According to the United Nations, the current population size of 100 million in the Sahel region is expected to increase six-fold to 600 million by 2100. The high levels of population growth will increase the pressure on already limited public resources, the environment and the fragile economies of the region. Poverty and food security is expected to worsen with increasing population size putting countries in the region at risk of social and political instability.
The status of women in the region has remained poor, with very little progress evident on gender indicators over the years. The Sahel region is characterized by practices such as early marriage and childbearing, low levels of education among women, high levels of desired fertility, and weak health services which result in poor access to family planning and reproductive health care. This has had a deleterious impact on women’s health. Some of the highest rates of maternal mortality in the world are observed in the Sahel region, for example in countries including Niger (590 per 100,000), Nigeria (630), Chad (1,100) and Sudan (730). Harmful traditional practices such as female genital mutilation, child marriage and polygamy are prevalent and legal restrictions on abortion increase women’s risk of maternal death.
Any international or national commitments to spur economic growth in the Sahel region will remain unfulfilled unless reducing population growth and improving women’s status is made an urgent priority. The region is at a critical juncture where corrective policy measures can change the course of history. With appropriate investments in human capital, the latent potential of the population can be reaped in the coming decades.
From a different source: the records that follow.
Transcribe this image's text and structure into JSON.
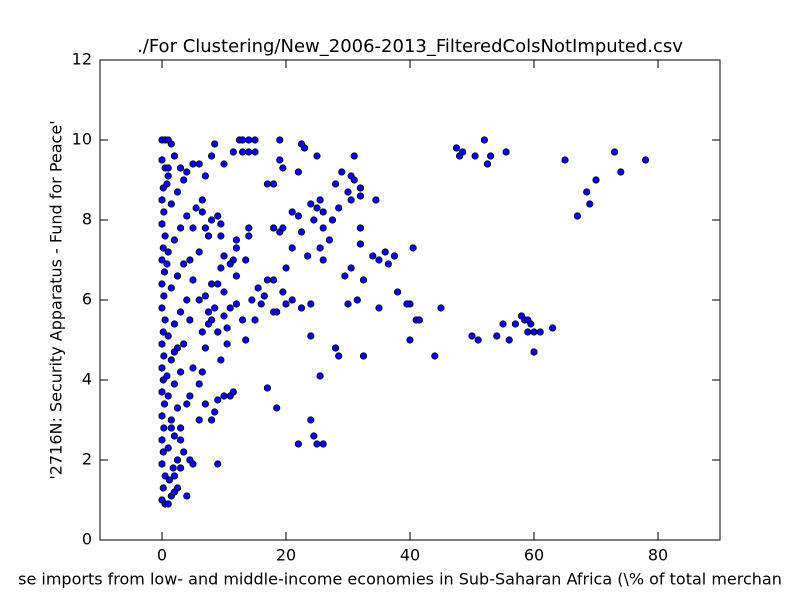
{
  "chart_data": {
    "type": "scatter",
    "title": "./For Clustering/New_2006-2013_FilteredColsNotImputed.csv",
    "x_label": "se imports from low- and middle-income economies in Sub-Saharan Africa  (\\% of total merchan",
    "y_label": "'2716N: Security Apparatus - Fund for Peace'",
    "color": "#0000ff",
    "xlim": [
      -10,
      90
    ],
    "xticks": [
      0,
      20,
      40,
      60,
      80
    ],
    "ylim": [
      0,
      12
    ],
    "yticks": [
      0,
      2,
      4,
      6,
      8,
      10,
      12
    ],
    "x": [
      47.5,
      48,
      48.5,
      50.5,
      52,
      52.5,
      53,
      55.5,
      65,
      67,
      68.5,
      69,
      70,
      73,
      74,
      78,
      50,
      51,
      54,
      56,
      55,
      57,
      58,
      58.5,
      59,
      59.5,
      60,
      60,
      61,
      63,
      59,
      44,
      45,
      40,
      40,
      41,
      41.5,
      39.5,
      40.5,
      38,
      37.5,
      36.5,
      36,
      35,
      34,
      35,
      32.5,
      32,
      32,
      31.5,
      30.5,
      30,
      29.5,
      32.5,
      28.5,
      28,
      34.5,
      32,
      32,
      31,
      30,
      30.5,
      30.5,
      31,
      29,
      28,
      28.5,
      27.5,
      27,
      26,
      26,
      25.5,
      25,
      25.5,
      24.5,
      24,
      23.5,
      22.5,
      22,
      21,
      21,
      20,
      20,
      21,
      22.5,
      24,
      24,
      25,
      23,
      22.5,
      22,
      19.5,
      19,
      19,
      18,
      17,
      19,
      19.5,
      18,
      18,
      17,
      16.5,
      16,
      15.5,
      15,
      14.5,
      14,
      14,
      13.5,
      13,
      13.5,
      12,
      12,
      12,
      11.5,
      11,
      11,
      10.5,
      10,
      18,
      18.5,
      19.5,
      17,
      18.5,
      22,
      24,
      24.5,
      25,
      26,
      25.5,
      26,
      12.5,
      13,
      14,
      15,
      13,
      14,
      15,
      11.5,
      10,
      8.5,
      8,
      10,
      11,
      11.5,
      9,
      8.5,
      8,
      9,
      10.5,
      9.5,
      9,
      12,
      0,
      0.5,
      1,
      1.5,
      0,
      0.5,
      1,
      0.2,
      0,
      0.3,
      0,
      0.5,
      0.2,
      0,
      0.4,
      0,
      0.3,
      0,
      0.5,
      0.2,
      0,
      0.3,
      0,
      0.2,
      0,
      0.4,
      0,
      0.3,
      0,
      0.2,
      0,
      0.5,
      0.2,
      0,
      0.5,
      1,
      1.5,
      2,
      1.2,
      1.8,
      2.5,
      1,
      2,
      3,
      1.5,
      2.5,
      1,
      2,
      3,
      1.5,
      2.5,
      1,
      2,
      3,
      4,
      1.5,
      2.5,
      3.5,
      1,
      2,
      3,
      4,
      1.5,
      2.5,
      3.5,
      1,
      2,
      3,
      4,
      5,
      6,
      5.5,
      6.5,
      7,
      7.5,
      6,
      5,
      6,
      7,
      7.5,
      8,
      6.5,
      7,
      5,
      4.5,
      4,
      6,
      7,
      4.5,
      5,
      3,
      2,
      4,
      2.5,
      3.5,
      6.5,
      6,
      4.5,
      3.5,
      5,
      4.5,
      8,
      9,
      9.5,
      10,
      9.5,
      10,
      9,
      8.5,
      8,
      9,
      9.5,
      7,
      6.5,
      7.5,
      3,
      1.5,
      2,
      0.8,
      0.8,
      0.8
    ],
    "values": [
      9.8,
      9.6,
      9.7,
      9.6,
      10,
      9.4,
      9.6,
      9.7,
      9.5,
      8.1,
      8.7,
      8.4,
      9,
      9.7,
      9.2,
      9.5,
      5.1,
      5,
      5.1,
      5,
      5.4,
      5.4,
      5.6,
      5.5,
      5.2,
      5.4,
      5.2,
      4.7,
      5.2,
      5.3,
      5.5,
      4.6,
      5.8,
      5,
      5.9,
      5.5,
      5.5,
      5.9,
      7.3,
      6.2,
      7.1,
      6.9,
      7.2,
      7,
      7.1,
      5.8,
      6.5,
      7.4,
      7.8,
      6,
      6.8,
      5.9,
      6.6,
      4.6,
      4.6,
      4.8,
      8.5,
      8.6,
      8.8,
      9.6,
      8.7,
      9.1,
      8.5,
      9,
      9.2,
      8.9,
      8.3,
      8,
      7.5,
      7,
      8.2,
      8.5,
      8.3,
      7.3,
      8,
      8.4,
      7.1,
      7.7,
      8.1,
      8.2,
      7.3,
      6.8,
      5.9,
      6,
      5.8,
      5.9,
      5.1,
      9.6,
      9.8,
      9.9,
      9.2,
      9.3,
      10,
      9.5,
      8.9,
      8.9,
      7.7,
      7.8,
      7.8,
      6.5,
      6.5,
      6.1,
      5.9,
      6.3,
      5.5,
      6,
      7.6,
      7.8,
      7,
      5.5,
      5,
      6.6,
      7.3,
      7.5,
      7,
      6.9,
      5.8,
      5.3,
      5.6,
      5.7,
      5.7,
      6.2,
      3.8,
      3.3,
      2.4,
      3,
      2.6,
      2.4,
      2.4,
      4.1,
      7.8,
      10,
      10,
      10,
      10,
      9.7,
      9.7,
      9.7,
      9.7,
      9.4,
      9.9,
      9.6,
      3.6,
      3.6,
      3.7,
      3.5,
      3.2,
      3,
      1.9,
      4.9,
      4.5,
      5.2,
      5.9,
      10,
      10,
      10,
      9.9,
      9.5,
      9.3,
      9.1,
      8.8,
      8.5,
      8.2,
      7.9,
      7.6,
      7.3,
      7,
      6.7,
      6.4,
      6.1,
      5.8,
      5.5,
      5.2,
      4.9,
      4.6,
      4.3,
      4,
      3.7,
      3.4,
      3.1,
      2.8,
      2.5,
      2.2,
      1.9,
      1.6,
      1.3,
      1,
      0.9,
      0.9,
      1.1,
      1.2,
      1.5,
      1.8,
      2,
      2.3,
      2.6,
      2.8,
      3,
      3.3,
      3.6,
      3.9,
      4.2,
      4.5,
      4.8,
      5.1,
      5.4,
      5.7,
      6,
      6.3,
      6.6,
      6.9,
      7.2,
      7.5,
      7.8,
      8.1,
      8.4,
      8.7,
      9,
      9.3,
      9.6,
      9.3,
      9.2,
      9.4,
      9.4,
      8.3,
      8.2,
      7.8,
      7.6,
      7.2,
      6.5,
      6,
      6.1,
      5.7,
      6.4,
      5.2,
      4.8,
      4.3,
      3.6,
      3.4,
      3,
      3.4,
      2,
      1.9,
      2.5,
      1.6,
      1.1,
      1.3,
      2.2,
      4.2,
      3.9,
      5.5,
      4.9,
      7.8,
      7,
      8,
      8.1,
      7.9,
      7.1,
      6.8,
      6.2,
      6.4,
      5.8,
      5.5,
      5.2,
      7.6,
      9.1,
      8.5,
      5.4,
      1.8,
      2.8,
      4.7,
      4.1,
      6.9,
      8.9
    ]
  }
}
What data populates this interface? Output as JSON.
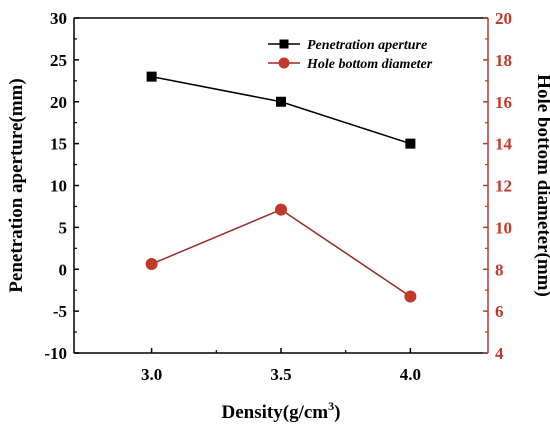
{
  "chart_data": {
    "type": "line",
    "x": [
      3.0,
      3.5,
      4.0
    ],
    "x_tick_labels": [
      "3.0",
      "3.5",
      "4.0"
    ],
    "xlim": [
      2.7,
      4.3
    ],
    "xlabel_main": "Density(g/cm",
    "xlabel_sup": "3",
    "xlabel_tail": ")",
    "left_axis": {
      "label": "Penetration aperture(mm)",
      "ylim": [
        -10,
        30
      ],
      "ticks": [
        -10,
        -5,
        0,
        5,
        10,
        15,
        20,
        25,
        30
      ],
      "color": "#000000"
    },
    "right_axis": {
      "label": "Hole bottom diameter(mm)",
      "ylim": [
        4,
        20
      ],
      "ticks": [
        4,
        6,
        8,
        10,
        12,
        14,
        16,
        18,
        20
      ],
      "color": "#c0392b"
    },
    "series": [
      {
        "name": "Penetration aperture",
        "axis": "left",
        "values": [
          23,
          20,
          15
        ],
        "marker": "square",
        "color": "#000000"
      },
      {
        "name": "Hole bottom diameter",
        "axis": "right",
        "values": [
          8.25,
          10.85,
          6.7
        ],
        "marker": "circle",
        "color": "#c0392b",
        "line_color": "#9b2c20"
      }
    ],
    "legend_position": "top-right"
  }
}
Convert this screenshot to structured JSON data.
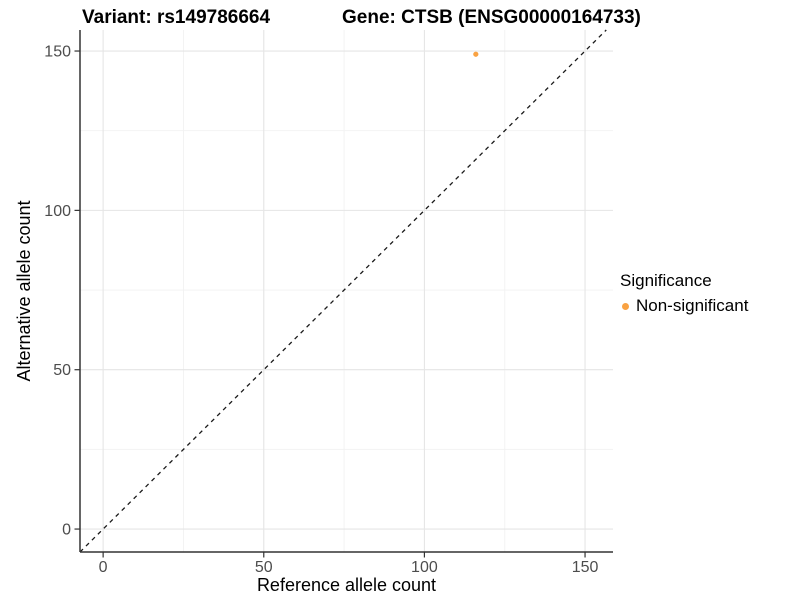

The demographic dividend refers to the window of opportunity that opens up when the largest proportion of the population is in the working age group and the proportion of dependents (children and elderly) is smaller. The phenomenon reduces the dependency ratio and ushers in economic growth as witnessed in other regions such as East Asia. The demographic dividend can become a reality in the Sahel region if appropriate policies are put in place and necessary actions taken. The key factors that usher the demographic dividend are fertility reduction, women’s empowerment through health and education and investments in human capital to equip the workforce with necessary skills and opportunities for accelerating economic growth.
The upcoming African Development Bank Group’s “Human Capital Development Strategy” places emphasis on improving skills for competitiveness and jobs. By strengthening skills of the emerging workforce and improving employability of graduates, these investments are expected to fuel the growing economies of the region.
Further, the efficiency and inclusiveness of service delivery will be improved through programs such as value for money, accountability and voice in service delivery. These are expected to deliver better and more equitable services and contribute to stable and inclusive societies.
The strategy also emphasizes building financial and social systems to ensure inclusion and social cohesion. Strategies for women’s empowerment will be integrated into human capital development programs to increase women’s participation in the workforce and improve their productive contribution to the economies of the region.